- The paper demonstrates a novel multi-modal approach integrating CNN-based audio-visual features with EEG data to enhance ad emotion recognition.
- It shows that CNN-extracted features outperform handcrafted methods, particularly in detecting the valence of emotions.
- User-centric EEG analysis combined with multi-task learning significantly improves ad insertion strategies and personalized advertising.
"Recognition of Advertisement Emotions with Application to Computational Advertising" (1904.01778)
Introduction
The paper "Recognition of Advertisement Emotions with Application to Computational Advertising" addresses a significant gap in the field of Affective Computing by exploring the recognition of emotions conveyed by advertisements (ads) through various modalities. The study integrates content-centric and user-centric approaches to affect recognition (AR) and evaluates their efficacy in facilitating computational advertising. By employing Convolutional Neural Networks (CNNs) and user-centric Electroencephalogram (EEG) responses, it aims to enhance ad insertion strategies in video streaming services.
Affective Ad Dataset Compilation
The authors compiled a novel dataset consisting of 100 diverse advertisements, meticulously curated to evoke coherent emotional responses across different viewers. Affective impressions are garnered from expert and novice annotators, ensuring the dataset's capability to induce emotions consistently. The dataset addresses the emotional dimensions of valence (val) and arousal (asl) based on the circumplex model of affect.
Content-Centric AR Approaches
The study leverages CNNs for extracting audio-visual features critical for decoding emotions from ads. By employing domain adaptation strategies, the study fine-tunes pre-trained models using a large-scale movie dataset, thus creating content-centric emotion predictors. Results demonstrate that CNN features surpass handcrafted audio-visual features for predicting both asl and val, with substantial improvement noted for valence recognition.
User-Centric AR via EEG
In contrast, user-centric AR is achieved using EEG responses recorded during ad viewings. A deep learning architecture, specifically a three-layer CNN, is trained to encode emotional attributes from EEG data. The analysis reveals that EEG-based features outperform content-based predictors, capturing emotions more effectively. The use of multi-task learning (MTL) further enhances AR performance, exploiting feature similarities among ads with similar emotional attributes.
Integration and Comparative Analysis
The study's findings underscore the complementary nature of content-centric and user-centric AR approaches. By probabilistically fusing classifier outputs from both modalities, the paper achieves superior AR performance compared to unimodal approaches.

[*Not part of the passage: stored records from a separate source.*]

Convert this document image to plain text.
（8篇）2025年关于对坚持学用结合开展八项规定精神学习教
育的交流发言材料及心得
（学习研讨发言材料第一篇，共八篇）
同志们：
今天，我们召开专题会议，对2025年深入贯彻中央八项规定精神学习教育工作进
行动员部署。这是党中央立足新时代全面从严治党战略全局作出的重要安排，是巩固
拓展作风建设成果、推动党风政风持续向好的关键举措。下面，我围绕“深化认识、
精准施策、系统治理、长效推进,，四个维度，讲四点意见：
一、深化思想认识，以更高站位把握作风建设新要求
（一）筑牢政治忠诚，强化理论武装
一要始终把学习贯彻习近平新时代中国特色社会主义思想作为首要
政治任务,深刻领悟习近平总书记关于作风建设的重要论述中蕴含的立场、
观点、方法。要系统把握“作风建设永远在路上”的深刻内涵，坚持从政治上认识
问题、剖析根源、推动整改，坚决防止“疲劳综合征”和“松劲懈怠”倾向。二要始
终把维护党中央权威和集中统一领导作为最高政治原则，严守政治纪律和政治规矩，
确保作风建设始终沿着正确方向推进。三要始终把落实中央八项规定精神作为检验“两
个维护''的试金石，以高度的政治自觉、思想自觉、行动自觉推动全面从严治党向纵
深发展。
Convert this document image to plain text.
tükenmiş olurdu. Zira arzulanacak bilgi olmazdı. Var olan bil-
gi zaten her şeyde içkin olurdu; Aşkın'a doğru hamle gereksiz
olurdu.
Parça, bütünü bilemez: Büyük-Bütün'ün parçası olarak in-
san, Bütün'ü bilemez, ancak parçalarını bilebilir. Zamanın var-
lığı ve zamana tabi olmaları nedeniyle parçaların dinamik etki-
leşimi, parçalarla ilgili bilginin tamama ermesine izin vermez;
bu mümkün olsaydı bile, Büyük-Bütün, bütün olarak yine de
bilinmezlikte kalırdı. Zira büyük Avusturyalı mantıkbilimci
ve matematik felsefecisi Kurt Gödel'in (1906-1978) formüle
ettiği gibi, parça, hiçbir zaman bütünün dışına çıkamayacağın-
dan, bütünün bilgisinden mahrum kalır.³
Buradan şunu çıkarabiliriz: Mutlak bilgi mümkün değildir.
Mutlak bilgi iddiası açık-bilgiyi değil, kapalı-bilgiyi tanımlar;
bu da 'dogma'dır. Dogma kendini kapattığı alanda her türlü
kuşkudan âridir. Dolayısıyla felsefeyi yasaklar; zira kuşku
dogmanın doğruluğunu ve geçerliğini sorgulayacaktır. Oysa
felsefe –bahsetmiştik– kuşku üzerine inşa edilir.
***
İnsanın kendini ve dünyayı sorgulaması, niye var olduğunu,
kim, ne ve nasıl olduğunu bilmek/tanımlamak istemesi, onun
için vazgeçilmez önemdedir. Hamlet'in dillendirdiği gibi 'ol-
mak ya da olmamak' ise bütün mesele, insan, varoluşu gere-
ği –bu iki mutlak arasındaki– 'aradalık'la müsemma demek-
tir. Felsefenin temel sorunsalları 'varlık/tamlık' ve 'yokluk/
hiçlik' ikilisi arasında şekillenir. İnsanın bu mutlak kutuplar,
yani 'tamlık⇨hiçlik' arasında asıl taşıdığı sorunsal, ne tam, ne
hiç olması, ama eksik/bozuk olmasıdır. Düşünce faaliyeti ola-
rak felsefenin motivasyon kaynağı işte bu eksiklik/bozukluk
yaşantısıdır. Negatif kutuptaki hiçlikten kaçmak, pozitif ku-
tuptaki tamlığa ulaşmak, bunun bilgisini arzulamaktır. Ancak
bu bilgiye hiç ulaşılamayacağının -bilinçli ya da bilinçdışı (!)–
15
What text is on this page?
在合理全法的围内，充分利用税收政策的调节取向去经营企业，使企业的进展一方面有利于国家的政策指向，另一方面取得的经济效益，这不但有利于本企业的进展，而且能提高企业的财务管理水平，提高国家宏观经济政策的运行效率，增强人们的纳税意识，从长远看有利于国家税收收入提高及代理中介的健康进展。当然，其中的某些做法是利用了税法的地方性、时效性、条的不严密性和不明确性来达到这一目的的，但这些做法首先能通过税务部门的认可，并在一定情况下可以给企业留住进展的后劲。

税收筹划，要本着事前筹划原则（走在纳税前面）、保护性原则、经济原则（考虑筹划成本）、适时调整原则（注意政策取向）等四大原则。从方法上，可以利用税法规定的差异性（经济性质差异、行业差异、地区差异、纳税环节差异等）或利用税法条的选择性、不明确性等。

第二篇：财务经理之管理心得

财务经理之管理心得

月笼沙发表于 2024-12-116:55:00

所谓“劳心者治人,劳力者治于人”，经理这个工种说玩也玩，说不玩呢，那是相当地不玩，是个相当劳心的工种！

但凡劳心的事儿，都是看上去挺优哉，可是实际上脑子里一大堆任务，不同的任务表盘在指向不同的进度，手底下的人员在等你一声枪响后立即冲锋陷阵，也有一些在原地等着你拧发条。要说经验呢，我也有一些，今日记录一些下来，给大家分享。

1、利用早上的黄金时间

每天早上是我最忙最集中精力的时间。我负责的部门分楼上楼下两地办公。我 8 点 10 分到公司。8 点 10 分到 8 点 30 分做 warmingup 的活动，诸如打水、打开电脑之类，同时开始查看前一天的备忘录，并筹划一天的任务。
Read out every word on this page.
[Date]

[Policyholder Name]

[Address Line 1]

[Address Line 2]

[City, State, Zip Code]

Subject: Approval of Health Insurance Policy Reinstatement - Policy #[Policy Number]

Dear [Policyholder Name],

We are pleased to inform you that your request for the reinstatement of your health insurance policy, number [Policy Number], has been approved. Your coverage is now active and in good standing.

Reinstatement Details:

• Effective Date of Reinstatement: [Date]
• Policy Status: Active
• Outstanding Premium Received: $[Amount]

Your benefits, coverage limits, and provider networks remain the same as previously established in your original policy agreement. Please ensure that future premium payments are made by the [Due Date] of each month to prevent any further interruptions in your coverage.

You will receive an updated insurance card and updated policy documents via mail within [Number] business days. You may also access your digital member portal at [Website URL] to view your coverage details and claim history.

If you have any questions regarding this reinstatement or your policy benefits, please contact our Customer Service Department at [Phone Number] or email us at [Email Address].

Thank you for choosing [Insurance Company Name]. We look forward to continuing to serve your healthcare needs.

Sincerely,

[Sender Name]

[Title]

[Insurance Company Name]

This integration highlights the potential for leveraging combined insights from content and user data to optimize AR outcomes.
Application to Computational Advertising
The research demonstrates the practical implications of improved AR in computational advertising. By optimizing ad insertion strategies in video streams based on affective relevance, the study enhances ad memorability and viewing experience. A user study confirms that EEG-based strategies achieve the most favorable results, underscoring the importance of user data in personalized advertising applications.
Conclusion
The paper presents a comprehensive evaluation of content-centric and user-centric approaches to AR in advertisements, proposing robust methodologies that significantly enhance computational advertising applications. By demonstrating the superiority of multi-modal AR systems, it lays the groundwork for future research in dynamic emotion recognition and intelligent ad placement. The study's methods offer promising avenues for exploring user experiences in digital advertising, highlighting the potential for AI-driven personalization in multimedia environments.